Table of Contents
Discusses how to define a plane equation within MineSight® Grail. Specifically how to define a plane equation for use in the grail.data.geometry module.
This HowTo assumes that you are familiar with,
- The Cartesian plane equation.
- The grail.data.msr module.
- How to insert data into the grail.data.msr module.

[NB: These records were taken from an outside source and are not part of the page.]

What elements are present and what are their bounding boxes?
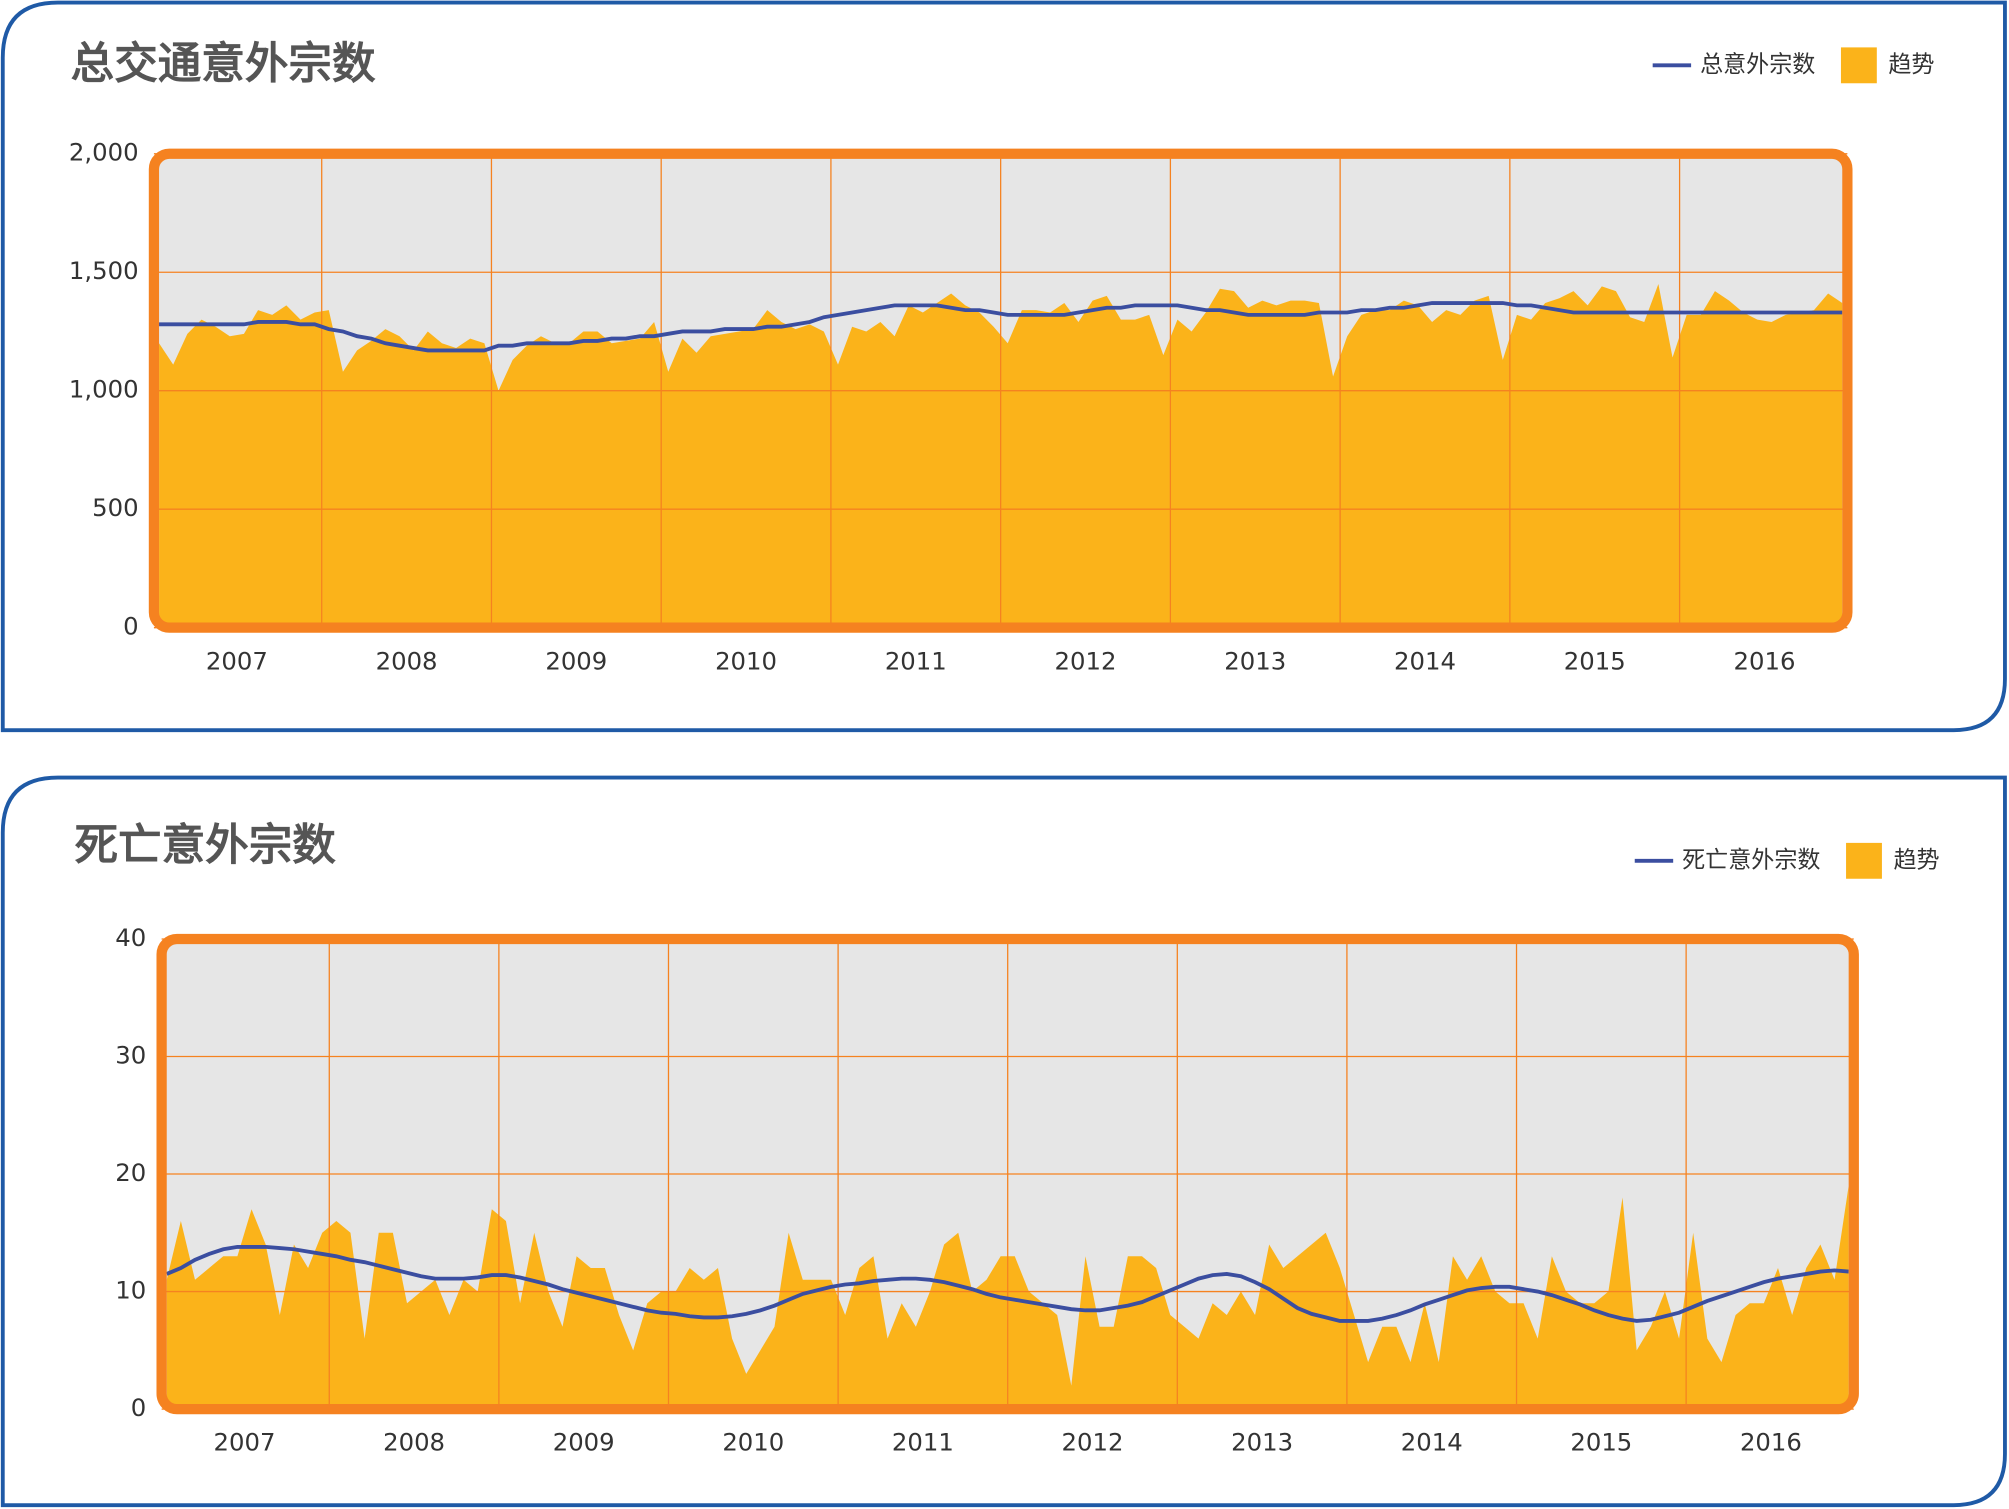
x-tick-label: 2015 [1570, 1428, 1632, 1457]
trend-line [165, 1244, 1849, 1323]
y-tick-label: 30 [115, 1040, 146, 1069]
x-tick-label: 2012 [1062, 1428, 1124, 1457]
y-tick-label: 1,000 [69, 375, 139, 404]
x-tick-label: 2016 [1734, 646, 1796, 675]
x-tick-label: 2008 [376, 646, 438, 675]
plot-frame [156, 933, 1859, 1415]
legend-label: 趋势 [1893, 847, 1939, 873]
x-tick-label: 2008 [383, 1428, 445, 1457]
x-tick-label: 2009 [545, 646, 607, 675]
x-tick-label: 2014 [1401, 1428, 1463, 1457]
plot-frame [148, 148, 1853, 633]
legend-label: 总意外宗数 [1700, 52, 1815, 78]
y-tick-label: 0 [123, 612, 138, 641]
x-tick-label: 2007 [206, 646, 268, 675]
y-tick-label: 10 [115, 1276, 146, 1305]
x-tick-label: 2011 [885, 646, 947, 675]
x-tick-label: 2013 [1224, 646, 1286, 675]
legend-swatch [1846, 842, 1882, 879]
legend-label: 趋势 [1888, 52, 1934, 78]
chart-title: 总交通意外宗数 [71, 40, 376, 90]
x-tick-label: 2013 [1231, 1428, 1293, 1457]
x-tick-label: 2007 [214, 1428, 276, 1457]
x-tick-label: 2015 [1564, 646, 1626, 675]
chart: 总交通意外宗数 0 500 1,000 1,500 2,000 2007 2008 2009 20… [69, 40, 1935, 676]
x-tick-label: 2016 [1740, 1428, 1802, 1457]
y-tick-label: 40 [115, 923, 146, 952]
y-tick-label: 2,000 [69, 138, 139, 167]
trend-line [159, 301, 1843, 353]
y-tick-label: 20 [115, 1158, 146, 1187]
y-tick-label: 1,500 [69, 256, 139, 285]
y-tick-label: 500 [92, 493, 138, 522]
legend-swatch [1840, 47, 1877, 84]
chart-title: 死亡意外宗数 [75, 821, 337, 871]
x-tick-label: 2010 [715, 646, 777, 675]
x-tick-label: 2009 [553, 1428, 615, 1457]
x-tick-label: 2012 [1055, 646, 1117, 675]
x-tick-label: 2014 [1394, 646, 1456, 675]
x-tick-label: 2010 [722, 1428, 784, 1457]
chart: 死亡意外宗数 0 10 20 30 40 2007 2008 2009 2010 2011 2012 2… [75, 821, 1940, 1457]
x-tick-label: 2011 [892, 1428, 954, 1457]
legend-label: 死亡意外宗数 [1682, 847, 1820, 873]
y-tick-label: 0 [131, 1393, 146, 1422]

The plane equation within MineSight® Grail is typically referred to via a four float tuple. The four float tuples refer to the equation for a plane, where each element in the tuple corresponds to the coefficients of the actual equation,
Ax+By+Cz+D=0
The coefficients in the tuple are represented as,
(A, B, C, D,)
The A, B, and C define the direction of the normal to the plane. So for a typical Plan view, where we want each plane to be horizontal, the normal would point in the Z direction. Now D specifies the "height" for the plane equation. However, in the plane equation that is used in the grail.data.msr module the height is really -D. Therefore, we need to negate D when we are specifying the plane equation. Thus to get a plane of 2015.0, we would specify the coefficients to be,
(0, 0, 1, -2015.0)
That would correspond to a plane equation of,
0x+0y+1z-2015.0 = 0
0x+0y+1z = 2015.0
z = 2015.0
More complex planes can be described by shifting the A, B, and C values such to create a normal to the desired plane.